Texas is divided into 5 very large geographic regions. The Coastal Plain is pretty much like Florida and other Gulf States. Shrimp boats, fishing, surfing, etc. Lots of Vietnamese refugees moved there during the fall of Vietnam back in the 1970s.
To the northeast, it’s much like the Deep South. Even have coal mines and lumber mills. (Coal miners and lumberjacks in Texas?!?! Oh, my!) The Panhandle is a Kansas clone. Out west, the Trans-Pecos, is desert, looks like the stuff they film in Southern California and call Texas. But you can’t have ranches where there is no grass and no water. Ranches tend to be more central, where it rains. These days they have oil wells and wind farms in the desert.

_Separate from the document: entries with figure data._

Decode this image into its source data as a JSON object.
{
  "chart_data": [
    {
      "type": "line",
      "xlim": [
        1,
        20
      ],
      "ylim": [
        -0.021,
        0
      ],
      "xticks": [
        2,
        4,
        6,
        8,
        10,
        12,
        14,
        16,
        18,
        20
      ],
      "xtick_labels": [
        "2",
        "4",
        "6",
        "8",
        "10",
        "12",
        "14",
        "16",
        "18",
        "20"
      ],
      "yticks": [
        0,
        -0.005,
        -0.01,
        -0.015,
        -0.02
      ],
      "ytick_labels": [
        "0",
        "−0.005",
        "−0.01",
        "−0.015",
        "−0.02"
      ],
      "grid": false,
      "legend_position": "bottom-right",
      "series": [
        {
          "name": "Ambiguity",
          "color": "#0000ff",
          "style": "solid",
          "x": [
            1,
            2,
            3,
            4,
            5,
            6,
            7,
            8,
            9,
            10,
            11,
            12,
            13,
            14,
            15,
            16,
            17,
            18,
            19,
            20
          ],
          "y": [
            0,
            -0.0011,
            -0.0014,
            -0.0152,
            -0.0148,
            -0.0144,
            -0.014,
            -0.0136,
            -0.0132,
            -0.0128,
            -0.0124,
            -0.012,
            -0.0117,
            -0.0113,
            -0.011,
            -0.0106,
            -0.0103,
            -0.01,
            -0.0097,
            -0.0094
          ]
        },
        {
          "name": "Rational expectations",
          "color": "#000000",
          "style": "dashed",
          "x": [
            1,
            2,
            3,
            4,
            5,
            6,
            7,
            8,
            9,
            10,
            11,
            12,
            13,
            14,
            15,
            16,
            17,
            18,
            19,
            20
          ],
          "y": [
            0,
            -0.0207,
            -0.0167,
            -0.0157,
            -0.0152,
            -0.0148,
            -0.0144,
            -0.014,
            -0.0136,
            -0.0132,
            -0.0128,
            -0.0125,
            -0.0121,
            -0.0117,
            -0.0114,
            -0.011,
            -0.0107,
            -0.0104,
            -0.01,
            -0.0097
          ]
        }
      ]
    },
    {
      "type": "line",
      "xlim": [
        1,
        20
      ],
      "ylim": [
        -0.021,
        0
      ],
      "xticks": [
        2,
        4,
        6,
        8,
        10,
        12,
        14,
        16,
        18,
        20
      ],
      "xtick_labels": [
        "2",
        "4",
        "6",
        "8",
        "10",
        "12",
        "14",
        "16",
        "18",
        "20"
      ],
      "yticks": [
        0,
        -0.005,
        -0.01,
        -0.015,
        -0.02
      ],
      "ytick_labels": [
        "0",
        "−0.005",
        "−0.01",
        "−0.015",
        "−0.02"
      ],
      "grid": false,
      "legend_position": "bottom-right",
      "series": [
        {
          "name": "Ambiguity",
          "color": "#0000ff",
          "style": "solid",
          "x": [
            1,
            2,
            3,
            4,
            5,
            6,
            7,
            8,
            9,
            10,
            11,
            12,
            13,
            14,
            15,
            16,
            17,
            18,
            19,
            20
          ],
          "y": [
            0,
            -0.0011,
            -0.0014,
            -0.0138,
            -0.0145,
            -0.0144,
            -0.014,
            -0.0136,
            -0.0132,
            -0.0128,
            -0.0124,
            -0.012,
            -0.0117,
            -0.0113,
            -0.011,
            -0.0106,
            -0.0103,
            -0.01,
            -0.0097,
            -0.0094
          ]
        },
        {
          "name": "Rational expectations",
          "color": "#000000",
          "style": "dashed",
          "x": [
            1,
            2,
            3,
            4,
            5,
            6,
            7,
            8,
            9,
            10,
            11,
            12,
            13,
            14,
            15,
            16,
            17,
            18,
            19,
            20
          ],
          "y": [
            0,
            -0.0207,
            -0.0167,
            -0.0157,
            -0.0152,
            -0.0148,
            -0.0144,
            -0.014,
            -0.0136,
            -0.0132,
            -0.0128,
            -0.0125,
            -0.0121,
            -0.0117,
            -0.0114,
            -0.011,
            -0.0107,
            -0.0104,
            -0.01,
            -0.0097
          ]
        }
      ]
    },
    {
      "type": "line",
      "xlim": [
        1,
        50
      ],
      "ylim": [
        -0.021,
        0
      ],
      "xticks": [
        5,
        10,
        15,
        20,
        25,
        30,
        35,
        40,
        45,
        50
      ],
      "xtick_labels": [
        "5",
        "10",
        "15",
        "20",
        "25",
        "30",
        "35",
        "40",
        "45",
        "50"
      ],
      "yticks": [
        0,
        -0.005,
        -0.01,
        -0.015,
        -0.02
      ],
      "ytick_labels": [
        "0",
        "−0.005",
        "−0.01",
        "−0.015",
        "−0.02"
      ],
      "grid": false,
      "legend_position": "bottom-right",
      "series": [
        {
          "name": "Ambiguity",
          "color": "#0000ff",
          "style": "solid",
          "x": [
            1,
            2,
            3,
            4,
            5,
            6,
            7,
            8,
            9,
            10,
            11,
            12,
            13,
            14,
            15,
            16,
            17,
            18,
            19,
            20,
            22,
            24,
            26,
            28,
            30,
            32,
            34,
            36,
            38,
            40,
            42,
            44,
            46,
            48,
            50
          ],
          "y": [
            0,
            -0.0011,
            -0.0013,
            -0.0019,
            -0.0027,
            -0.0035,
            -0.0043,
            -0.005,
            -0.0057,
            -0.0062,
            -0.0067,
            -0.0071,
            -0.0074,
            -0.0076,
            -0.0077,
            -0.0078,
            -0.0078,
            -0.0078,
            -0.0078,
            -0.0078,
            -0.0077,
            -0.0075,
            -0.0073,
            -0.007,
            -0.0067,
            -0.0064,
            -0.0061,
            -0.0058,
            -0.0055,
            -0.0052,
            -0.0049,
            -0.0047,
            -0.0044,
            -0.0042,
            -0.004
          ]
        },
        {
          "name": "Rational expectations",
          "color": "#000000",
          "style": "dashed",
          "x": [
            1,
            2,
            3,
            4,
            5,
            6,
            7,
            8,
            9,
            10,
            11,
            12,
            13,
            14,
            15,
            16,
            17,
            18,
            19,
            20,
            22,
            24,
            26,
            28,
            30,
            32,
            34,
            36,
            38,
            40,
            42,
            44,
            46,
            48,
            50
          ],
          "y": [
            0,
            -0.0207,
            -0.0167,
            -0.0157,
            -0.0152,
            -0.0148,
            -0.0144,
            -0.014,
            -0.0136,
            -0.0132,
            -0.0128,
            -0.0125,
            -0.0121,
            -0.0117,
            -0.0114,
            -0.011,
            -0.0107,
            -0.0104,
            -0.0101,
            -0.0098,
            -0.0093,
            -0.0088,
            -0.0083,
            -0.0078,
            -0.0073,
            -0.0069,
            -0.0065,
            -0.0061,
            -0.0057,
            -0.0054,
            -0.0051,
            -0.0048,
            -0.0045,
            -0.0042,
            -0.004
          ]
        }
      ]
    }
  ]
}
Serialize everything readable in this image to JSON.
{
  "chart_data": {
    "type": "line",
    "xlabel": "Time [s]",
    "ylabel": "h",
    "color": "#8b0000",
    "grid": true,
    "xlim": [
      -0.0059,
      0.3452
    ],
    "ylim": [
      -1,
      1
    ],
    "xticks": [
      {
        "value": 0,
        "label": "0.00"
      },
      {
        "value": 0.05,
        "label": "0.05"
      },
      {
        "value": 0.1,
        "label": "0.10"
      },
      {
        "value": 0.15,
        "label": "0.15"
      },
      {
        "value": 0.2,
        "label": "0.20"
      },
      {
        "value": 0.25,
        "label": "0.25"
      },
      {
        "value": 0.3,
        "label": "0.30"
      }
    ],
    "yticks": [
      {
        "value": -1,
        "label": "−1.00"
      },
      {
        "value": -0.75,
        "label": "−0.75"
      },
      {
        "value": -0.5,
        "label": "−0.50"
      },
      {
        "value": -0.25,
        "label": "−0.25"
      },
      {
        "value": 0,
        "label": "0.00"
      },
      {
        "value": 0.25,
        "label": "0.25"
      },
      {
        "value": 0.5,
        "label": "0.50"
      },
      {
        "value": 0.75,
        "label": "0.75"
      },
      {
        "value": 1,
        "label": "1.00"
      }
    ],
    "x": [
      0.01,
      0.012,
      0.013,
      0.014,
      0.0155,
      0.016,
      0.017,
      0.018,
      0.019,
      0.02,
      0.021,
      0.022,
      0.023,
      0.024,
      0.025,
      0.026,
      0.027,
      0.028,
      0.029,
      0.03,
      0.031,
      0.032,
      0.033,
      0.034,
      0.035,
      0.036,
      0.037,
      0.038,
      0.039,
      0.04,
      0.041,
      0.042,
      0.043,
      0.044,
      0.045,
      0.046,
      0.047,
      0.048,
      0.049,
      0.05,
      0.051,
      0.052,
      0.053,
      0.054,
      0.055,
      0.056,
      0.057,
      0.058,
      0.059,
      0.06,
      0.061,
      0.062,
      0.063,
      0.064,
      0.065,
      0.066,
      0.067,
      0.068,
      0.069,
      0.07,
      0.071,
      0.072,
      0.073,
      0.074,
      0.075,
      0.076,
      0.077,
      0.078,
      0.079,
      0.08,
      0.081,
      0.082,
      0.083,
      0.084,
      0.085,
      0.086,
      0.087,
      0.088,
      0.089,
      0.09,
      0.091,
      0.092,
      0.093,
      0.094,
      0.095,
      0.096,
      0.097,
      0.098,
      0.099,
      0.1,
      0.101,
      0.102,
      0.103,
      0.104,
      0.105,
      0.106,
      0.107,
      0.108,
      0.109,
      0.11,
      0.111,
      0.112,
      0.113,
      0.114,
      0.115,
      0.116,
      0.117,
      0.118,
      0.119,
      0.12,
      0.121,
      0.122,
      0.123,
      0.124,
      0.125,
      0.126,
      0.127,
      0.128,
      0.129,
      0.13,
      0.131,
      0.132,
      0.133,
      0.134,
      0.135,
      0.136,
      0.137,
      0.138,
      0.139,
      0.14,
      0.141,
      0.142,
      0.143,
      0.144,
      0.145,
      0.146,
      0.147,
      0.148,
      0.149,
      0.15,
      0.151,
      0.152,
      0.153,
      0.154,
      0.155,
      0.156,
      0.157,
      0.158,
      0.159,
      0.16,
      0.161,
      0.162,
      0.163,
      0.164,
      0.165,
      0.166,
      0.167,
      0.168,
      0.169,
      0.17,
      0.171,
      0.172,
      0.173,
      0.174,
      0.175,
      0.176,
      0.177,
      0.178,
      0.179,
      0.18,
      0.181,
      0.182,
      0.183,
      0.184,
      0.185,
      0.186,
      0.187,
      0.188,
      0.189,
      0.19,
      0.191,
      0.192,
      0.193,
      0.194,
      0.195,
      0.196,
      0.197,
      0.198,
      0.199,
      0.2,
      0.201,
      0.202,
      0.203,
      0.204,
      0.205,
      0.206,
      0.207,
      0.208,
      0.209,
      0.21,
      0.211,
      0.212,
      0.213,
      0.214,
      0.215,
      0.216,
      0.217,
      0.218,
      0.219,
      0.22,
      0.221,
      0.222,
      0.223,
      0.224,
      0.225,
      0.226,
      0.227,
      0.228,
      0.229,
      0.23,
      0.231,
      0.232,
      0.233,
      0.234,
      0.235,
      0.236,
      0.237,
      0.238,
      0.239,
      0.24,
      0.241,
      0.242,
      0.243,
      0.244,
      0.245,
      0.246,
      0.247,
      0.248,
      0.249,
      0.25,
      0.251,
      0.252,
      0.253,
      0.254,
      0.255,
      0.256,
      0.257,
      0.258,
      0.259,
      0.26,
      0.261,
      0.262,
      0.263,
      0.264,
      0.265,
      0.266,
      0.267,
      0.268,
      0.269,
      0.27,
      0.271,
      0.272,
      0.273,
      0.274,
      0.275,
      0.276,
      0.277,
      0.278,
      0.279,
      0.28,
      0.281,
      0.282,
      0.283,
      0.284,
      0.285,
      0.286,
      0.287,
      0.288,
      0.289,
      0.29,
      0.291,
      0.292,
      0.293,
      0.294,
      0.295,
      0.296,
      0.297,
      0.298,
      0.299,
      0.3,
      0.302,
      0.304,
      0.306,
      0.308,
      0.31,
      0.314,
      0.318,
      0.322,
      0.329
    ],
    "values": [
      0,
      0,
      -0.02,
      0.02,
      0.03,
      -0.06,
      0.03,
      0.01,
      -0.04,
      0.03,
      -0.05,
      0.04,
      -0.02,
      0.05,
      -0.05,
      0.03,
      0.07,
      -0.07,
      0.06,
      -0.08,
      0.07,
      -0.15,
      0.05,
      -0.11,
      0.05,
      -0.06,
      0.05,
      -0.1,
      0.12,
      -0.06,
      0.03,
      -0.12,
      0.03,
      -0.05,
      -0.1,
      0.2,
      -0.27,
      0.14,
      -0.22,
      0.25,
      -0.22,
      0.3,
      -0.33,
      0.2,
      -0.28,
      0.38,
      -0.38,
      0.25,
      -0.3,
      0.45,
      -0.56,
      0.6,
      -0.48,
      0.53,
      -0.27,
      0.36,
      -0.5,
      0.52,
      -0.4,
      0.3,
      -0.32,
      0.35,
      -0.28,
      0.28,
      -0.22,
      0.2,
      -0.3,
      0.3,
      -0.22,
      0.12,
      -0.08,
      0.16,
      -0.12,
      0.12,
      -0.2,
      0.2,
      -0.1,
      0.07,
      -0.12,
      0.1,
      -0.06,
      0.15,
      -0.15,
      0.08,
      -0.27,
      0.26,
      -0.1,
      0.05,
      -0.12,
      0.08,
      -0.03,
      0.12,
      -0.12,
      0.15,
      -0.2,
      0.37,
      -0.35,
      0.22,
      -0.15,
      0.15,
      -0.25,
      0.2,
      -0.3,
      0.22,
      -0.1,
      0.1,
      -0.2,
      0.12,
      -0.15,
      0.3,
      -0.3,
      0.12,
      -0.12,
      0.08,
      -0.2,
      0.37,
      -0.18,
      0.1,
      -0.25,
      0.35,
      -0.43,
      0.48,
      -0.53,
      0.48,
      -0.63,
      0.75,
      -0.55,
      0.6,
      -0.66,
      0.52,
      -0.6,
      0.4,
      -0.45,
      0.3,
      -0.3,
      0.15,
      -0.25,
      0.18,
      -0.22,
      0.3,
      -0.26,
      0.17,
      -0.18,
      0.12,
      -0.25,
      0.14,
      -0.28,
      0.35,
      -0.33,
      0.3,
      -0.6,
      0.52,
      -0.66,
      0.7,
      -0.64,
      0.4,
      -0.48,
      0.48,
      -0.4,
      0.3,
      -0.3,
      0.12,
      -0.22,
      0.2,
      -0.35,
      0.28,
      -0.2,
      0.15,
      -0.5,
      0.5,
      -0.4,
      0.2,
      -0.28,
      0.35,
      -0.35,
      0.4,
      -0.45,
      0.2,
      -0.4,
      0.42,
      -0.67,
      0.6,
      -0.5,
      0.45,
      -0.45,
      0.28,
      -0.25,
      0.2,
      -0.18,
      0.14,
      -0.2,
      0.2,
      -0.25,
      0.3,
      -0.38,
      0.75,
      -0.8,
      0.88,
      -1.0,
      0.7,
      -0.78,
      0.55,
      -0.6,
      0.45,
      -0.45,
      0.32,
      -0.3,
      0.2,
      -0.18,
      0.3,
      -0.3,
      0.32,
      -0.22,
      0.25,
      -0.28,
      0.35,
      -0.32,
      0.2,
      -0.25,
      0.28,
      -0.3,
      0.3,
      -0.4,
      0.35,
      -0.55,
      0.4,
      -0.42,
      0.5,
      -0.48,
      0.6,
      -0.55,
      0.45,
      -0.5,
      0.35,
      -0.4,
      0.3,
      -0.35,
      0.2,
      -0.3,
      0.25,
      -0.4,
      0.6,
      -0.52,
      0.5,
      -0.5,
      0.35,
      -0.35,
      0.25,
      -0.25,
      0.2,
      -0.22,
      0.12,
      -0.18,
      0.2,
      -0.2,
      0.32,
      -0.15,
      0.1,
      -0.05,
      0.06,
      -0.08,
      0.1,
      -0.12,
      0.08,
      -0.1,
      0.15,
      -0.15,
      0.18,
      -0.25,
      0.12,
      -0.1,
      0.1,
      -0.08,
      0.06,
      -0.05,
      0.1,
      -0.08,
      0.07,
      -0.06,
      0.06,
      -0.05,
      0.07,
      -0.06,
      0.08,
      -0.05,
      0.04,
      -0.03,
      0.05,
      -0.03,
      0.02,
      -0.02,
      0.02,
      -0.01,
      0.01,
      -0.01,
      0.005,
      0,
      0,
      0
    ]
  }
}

Houston is a major port, like New Orleans. Back in the 1840s-50s, lots of European refugees came to Texas. Like people in neighborhoods in New York, they tended to stay together, but built their own towns. So we have towns of Germans, Czechs, Poles, Danes, etc., with their own foods and cultures. There’s a big Czech brewery, plus a guy in Austin who makes vodka. (Imagine a Texas lumberjack drinking vodka in a Polish restaurant in a Czech town. Makes the brain hurt, yes? LOL)
West of Austin is the Hill Country. Looks like parts of Italy. Even have vineyards and wineries.
Austin is one of the high-tech centers of the US. We have IBM, Dell, AMD, Google, Amazon, and many more here. Which means a very, very large Asian population (Chinese and Indian, mostly). Have had more Asian restaurants than Mexican restaurants for over 30 years now. Several Hindu and Buddhist temples, mosques, etc., too. You can go to services at a Hindu temple, eat afterward at an Ethiopian restaurant, then maybe go downtown for the world premiere of a movie. No cowboy hats or boots, but maybe some saris or turbans. 8->
So, yeah, trust ye not the cowboy movies. There was a brief period of about 20 years just post-civil war that fits the cowboy movies, but that’s it. Not the same before or after.